Amid the ongoing Twitter drama, the microblogging site’s Indian alternative – Koo – proved to be a hit in Brazil and garnered over one million downloads within 48 hours of its launch in the country. The homegrown platform was launched in the Portuguese language, making it now available in 11 native languages.

 

“We are very happy to see the kind of love and support Brazil has shown us. It’s great to be the top app in both the Google Play Store and Apple App Store in Brazil within 48 hours of being known in the country,” Koo’s chief executive officer and co-founder Aprameya Radhakrishna said. “This support is a testimony that we are solving a problem for native language-speaking users not only in India, but across the world.

 

Singer Claudia Leitte, actor Babu Santana, author Rosana Hermann, and news outlet Choquei are some renowned names that have joined Koo. Brazilian Youtuber and actor Felipe Neto is now one of the most followed users with over 538K followers on the platform.

 

“With a blockbuster entry of an open platform for self-expression in languages, Koo has recently witnessed 2 million Koos and 10 million likes within 48 hours, by users in Brazil alone,” the Indian company said in a statement.

 

Co-founded by entrepreneurs Aprameya Radhakrishna and Mayank Bidawatka and launched during the coronavirus pandemic, Koo is a multilingual microblogging platform that caters to an audience in vernacular languages.
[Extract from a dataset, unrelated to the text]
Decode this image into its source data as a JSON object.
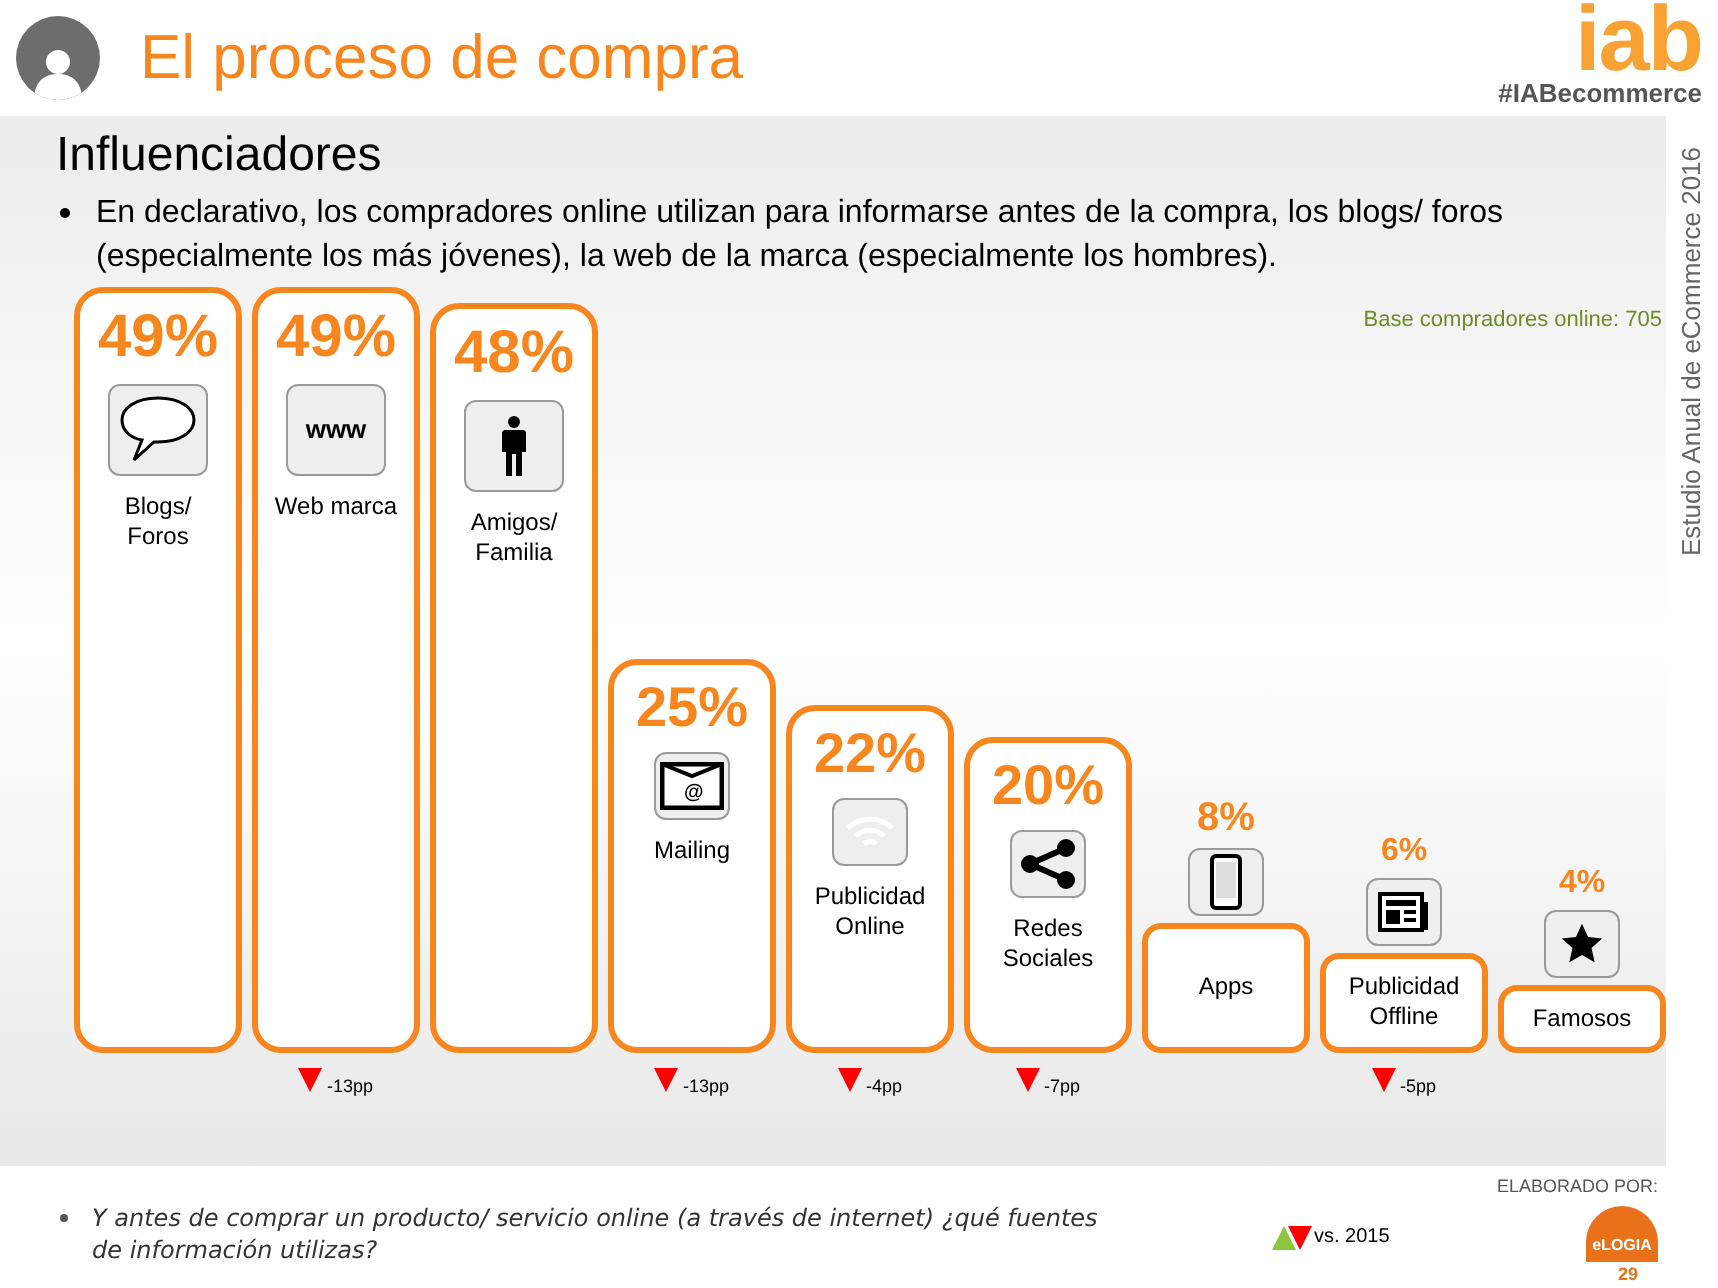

It has a yellow-and-white interface and is currently available in 10 languages including Hindi, Marathi, Gujarati, Punjabi, Kannada, Tamil, Telugu, Assamese, Bengali, and English.

 

The Indian social networking site crossed 50 million downloads recently and aims to hit 100 million by 2023. Just like Twitter, Koo users can write short blogs and categorize posts with hashtags. They can further mention others in their posts and reply to people. The company had said it is open to hiring ex-Twitter employees who have been sacked under the leadership of the new boss Elon Musk.

 

Though the company’s guidelines prohibit hate speech and offensive content, Koo has been accused of being lax when it comes to content moderation, especially of certain right-wing groups in India.